The most striking evidence came from a 2025 NATO exercise: 10 Ukrainian drone operators rendered a British brigade and Estonian units combat-ineffective within 12 hours, knocking out 17 armored vehicles with 30 strikes. The U.S. Army responded by launching TRADOC’s first FPV course at Fort Rucker, beginning with 20-25 simulator hours. Germany announced plans for six attack drone units by 2029.
At the alliance level, NATO’s CWIX25 exercise united nearly 3,000 personnel from 40 nations testing 570+ capabilities across five domains. The Distributed Synthetic Training agreement, signed in 2025 with 13 allies including Turkey, aims to interconnect national simulation networks. NATO’s JTLS-GO integration shows 45% reductions in exercise planning time and 40% cuts in contractor costs.
The Honest Limits
A credible assessment must acknowledge what simulation cannot do. VR stress inoculation produces approximately 76% of real-life physiological stress – powerful, but not complete. The Australian Army warns that the absence of a “fear factor” can produce overconfidence. Poorly calibrated simulators risk “negative training transfer” where simulated habits degrade field performance. RAND’s 2019 study found evaluations typically measure simulator metrics and user satisfaction rather than objective combat outcomes. Even within NATO, legacy systems often cannot communicate, and cybersecurity accreditation causes delays.
RAND’s most important finding, however, is methodological: psychological fidelity matters more than physical fidelity. A lower-cost system that triggers the right cognitive responses can outperform an expensive visual spectacle that fails to engage meaningful decision-making. This insight carries profound procurement implications.
Conclusion
Is military simulation a “game changer”? Not on its own. But a training doctrine in which simulation is deeply integrated absolutely is. The evidence converges on a clear model: simulation excels at cognitive skills, procedural knowledge, medical competency, and mission rehearsal. It falls short in replicating mortal fear, physical endurance, and the full friction of combat.
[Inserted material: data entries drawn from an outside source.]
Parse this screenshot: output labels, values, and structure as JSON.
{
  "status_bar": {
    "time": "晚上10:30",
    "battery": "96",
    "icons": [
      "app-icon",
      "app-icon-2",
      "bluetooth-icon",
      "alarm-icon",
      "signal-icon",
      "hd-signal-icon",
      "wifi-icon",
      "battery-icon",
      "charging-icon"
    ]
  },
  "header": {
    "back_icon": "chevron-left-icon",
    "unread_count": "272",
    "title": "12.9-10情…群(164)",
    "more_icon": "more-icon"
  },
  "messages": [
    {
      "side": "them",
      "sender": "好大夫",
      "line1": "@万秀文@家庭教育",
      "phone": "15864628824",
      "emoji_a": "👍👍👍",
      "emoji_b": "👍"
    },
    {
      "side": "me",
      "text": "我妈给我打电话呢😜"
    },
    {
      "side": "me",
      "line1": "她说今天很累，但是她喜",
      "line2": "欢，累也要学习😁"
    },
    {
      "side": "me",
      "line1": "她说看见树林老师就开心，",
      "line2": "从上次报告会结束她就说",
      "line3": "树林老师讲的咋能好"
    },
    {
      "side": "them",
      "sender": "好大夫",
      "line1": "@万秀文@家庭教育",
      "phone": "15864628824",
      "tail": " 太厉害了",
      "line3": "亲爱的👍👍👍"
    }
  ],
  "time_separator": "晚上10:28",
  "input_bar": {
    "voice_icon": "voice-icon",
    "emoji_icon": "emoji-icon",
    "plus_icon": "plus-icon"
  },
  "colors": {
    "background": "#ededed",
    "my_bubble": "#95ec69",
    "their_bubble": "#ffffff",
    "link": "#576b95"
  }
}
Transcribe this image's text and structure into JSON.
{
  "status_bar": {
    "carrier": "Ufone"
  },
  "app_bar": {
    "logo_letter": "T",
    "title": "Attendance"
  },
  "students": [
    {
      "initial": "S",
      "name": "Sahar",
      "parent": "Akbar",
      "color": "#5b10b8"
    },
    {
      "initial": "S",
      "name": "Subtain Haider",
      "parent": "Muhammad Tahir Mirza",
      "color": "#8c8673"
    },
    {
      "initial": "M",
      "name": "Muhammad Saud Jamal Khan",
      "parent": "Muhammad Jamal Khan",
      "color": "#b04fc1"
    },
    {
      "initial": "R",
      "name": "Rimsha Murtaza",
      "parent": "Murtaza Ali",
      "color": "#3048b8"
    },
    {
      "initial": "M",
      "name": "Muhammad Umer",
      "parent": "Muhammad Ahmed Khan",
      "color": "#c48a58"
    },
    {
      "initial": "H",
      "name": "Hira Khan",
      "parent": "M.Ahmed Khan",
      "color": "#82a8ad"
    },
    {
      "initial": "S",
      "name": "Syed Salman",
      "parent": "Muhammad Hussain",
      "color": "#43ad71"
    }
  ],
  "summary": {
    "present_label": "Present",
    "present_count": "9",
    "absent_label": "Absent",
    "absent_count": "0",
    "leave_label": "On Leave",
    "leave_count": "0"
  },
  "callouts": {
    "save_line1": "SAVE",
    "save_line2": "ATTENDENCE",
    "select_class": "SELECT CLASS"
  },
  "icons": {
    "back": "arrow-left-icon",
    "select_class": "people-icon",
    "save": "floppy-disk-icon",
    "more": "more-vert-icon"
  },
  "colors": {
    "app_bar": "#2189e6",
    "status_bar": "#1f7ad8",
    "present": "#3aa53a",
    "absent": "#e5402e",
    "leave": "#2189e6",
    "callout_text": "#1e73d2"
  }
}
The forces that will hold the decisive readiness advantage are those that architect the optimal blend of live and virtual training – guided by the principle that psychological fidelity, not visual spectacle, drives genuine training transfer.
Ukraine’s battlefield has delivered the hardest lesson: armies without simulator-trained drone operators now face catastrophic asymmetric disadvantages. That is no longer a projection. It is today’s reality.
References
- Sitzmann, T. “A Meta-Analytic Examination of the Instructional Effectiveness Computer-Based Simulation Games.” Personnel Psychology, 64(2), 2011.
- RAND Corporation. “Collective Simulation-Based Training in the U.S. Army.” RR-2250-A, 2019.
- Niu & Ma. “The effectiveness of simulation-based training on the competency of military nurses.” Nurse Education Today, 2022.
- NATO ACT. “Advancing NATO Transformation Through the M&S Centre of Excellence.” 2025.
- Army Inform (Ukraine). “Troops begin testing next-generation FPV simulator.” December 2025.
- Johns Hopkins APL. “Generative AI Wargaming Promises to Accelerate Mission Analysis.” March 2025.
- Lockheed Martin. “Furthering Military Readiness with Advanced Simulation Technology.” 2025.
- Inside Unmanned Systems. “Beyond the Gauntlet: Drone Dominance and Ukraine’s FPV War.” 2025.
- McGaghie et al. “Does Simulation-Based Medical Education With Deliberate Practice Yield Better Results?” Academic Medicine, 2011.
- CBS News. “Ukrainian drone pilot training turned into a video game.” 2025.